New Zealand’s long campaign to get itself a seat on the coveted United Nations Security Council came to fruition last month, when it quite comfortably won votes from 145 of 193 UN member states. It needed just 129 on the day. Turkey and Spain were the two other contenders. Spain won the second of the two seats up for grabs this year, with Turkey losing out. Both Spain and Turkey have each held seats only a few years ago but New Zealand has regained a seat after two long decades.

The Security Council is made up of 15 seats, with five of them being permanent seats. These are the United States, the United Kingdom, France, Russia and China. These were the five biggest nations on the Allied side in World War II, immediately after the conclusion of which the United Nations was formed.

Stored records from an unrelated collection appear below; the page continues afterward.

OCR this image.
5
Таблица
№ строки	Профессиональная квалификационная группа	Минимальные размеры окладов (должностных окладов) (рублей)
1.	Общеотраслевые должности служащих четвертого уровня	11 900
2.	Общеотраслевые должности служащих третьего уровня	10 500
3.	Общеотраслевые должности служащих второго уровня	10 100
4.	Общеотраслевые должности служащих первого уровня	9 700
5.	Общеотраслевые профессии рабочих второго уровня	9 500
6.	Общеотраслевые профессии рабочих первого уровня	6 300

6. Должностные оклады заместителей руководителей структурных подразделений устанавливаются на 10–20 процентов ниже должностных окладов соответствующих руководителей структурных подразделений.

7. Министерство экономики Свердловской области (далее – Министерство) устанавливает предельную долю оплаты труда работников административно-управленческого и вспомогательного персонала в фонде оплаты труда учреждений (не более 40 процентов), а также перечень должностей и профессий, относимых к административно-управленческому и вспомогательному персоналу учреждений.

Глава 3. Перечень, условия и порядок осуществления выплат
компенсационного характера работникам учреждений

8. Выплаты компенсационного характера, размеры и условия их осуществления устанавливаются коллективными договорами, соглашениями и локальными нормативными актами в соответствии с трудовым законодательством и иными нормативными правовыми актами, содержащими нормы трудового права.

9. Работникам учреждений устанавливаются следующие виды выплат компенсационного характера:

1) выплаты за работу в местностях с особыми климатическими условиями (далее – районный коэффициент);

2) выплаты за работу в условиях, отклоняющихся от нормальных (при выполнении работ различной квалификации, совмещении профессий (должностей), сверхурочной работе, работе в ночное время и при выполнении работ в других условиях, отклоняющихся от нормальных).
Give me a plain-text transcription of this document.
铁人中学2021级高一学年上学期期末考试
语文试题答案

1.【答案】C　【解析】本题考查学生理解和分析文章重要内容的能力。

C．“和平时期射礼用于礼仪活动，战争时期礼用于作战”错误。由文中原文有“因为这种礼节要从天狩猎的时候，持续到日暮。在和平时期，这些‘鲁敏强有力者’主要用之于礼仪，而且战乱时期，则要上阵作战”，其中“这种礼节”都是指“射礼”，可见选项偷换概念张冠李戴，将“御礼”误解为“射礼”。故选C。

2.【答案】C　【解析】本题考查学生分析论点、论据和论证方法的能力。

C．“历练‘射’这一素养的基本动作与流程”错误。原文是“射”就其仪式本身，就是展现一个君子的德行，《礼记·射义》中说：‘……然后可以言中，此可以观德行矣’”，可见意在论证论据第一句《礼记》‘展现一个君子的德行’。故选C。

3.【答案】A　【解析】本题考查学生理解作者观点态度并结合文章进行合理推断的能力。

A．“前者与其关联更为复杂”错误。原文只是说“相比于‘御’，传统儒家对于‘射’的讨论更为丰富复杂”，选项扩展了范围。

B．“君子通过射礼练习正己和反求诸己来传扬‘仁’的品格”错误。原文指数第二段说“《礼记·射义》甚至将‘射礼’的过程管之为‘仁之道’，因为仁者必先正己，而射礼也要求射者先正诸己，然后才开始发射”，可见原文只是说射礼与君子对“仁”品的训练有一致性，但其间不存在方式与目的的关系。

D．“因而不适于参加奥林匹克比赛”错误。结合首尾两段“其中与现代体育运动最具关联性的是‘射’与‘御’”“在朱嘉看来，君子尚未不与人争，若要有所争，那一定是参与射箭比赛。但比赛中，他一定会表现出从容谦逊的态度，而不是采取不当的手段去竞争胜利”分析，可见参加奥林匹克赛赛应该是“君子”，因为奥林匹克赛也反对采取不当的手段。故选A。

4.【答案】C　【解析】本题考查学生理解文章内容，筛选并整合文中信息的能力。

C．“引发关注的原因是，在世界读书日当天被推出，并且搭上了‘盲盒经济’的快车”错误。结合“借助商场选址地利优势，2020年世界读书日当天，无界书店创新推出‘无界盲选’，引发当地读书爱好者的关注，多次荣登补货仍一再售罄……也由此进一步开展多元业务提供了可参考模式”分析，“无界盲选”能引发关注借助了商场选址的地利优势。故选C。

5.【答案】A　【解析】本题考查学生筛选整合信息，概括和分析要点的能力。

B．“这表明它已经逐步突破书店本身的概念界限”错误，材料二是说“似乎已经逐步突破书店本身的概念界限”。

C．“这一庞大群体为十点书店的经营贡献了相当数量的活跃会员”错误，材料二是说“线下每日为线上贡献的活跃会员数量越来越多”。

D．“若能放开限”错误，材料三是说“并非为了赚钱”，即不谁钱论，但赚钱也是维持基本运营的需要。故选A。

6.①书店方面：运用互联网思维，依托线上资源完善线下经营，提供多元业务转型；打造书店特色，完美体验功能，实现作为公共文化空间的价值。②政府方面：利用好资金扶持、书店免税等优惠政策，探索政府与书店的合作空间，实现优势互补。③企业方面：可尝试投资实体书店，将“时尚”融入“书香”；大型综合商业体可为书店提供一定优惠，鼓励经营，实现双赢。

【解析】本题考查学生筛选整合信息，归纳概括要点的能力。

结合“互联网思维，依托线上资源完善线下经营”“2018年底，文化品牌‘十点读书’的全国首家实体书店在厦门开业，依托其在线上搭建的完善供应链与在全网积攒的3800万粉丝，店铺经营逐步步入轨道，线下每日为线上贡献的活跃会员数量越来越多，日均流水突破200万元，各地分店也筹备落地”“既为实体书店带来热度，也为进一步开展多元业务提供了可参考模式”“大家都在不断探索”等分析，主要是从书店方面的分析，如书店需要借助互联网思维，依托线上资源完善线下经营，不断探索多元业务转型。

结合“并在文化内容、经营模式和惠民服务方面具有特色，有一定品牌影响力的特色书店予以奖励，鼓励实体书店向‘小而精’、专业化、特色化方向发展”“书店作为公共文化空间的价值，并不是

The five can also be seen to represent each of the post-war but now anachronistic classification of first, second and third worlds (though many ‘first’ worlders still use ‘third world’ in mostly a disparaging way, while the almost never-used ‘second world’ has completely vanished behind an imaginary iron curtain, as it were).

The 10 non-permanent seats are rotated every two years, across groupings of countries – so New Zealand will hold the seat for 2015-16 (Angola, Malaysia and Venezuela were elected unopposed in their respective groupings last month). New Zealand belongs to the ‘Western Europe and Other States seats’ grouping, and is the smallest among the three countries that contested in that grouping. Countries are known to splurge millions of dollars to garner votes from UN member states to get themselves on the powerful council.

The New Zealand Government, though, has been at pains to stress that it has run its own campaign on a shoestring, throwing in a junket or two for a few leaders from around the world in its salubrious destinations around the country. It has also been actively canvassing its most trusted friends in its very own neck of the woods – the Pacific.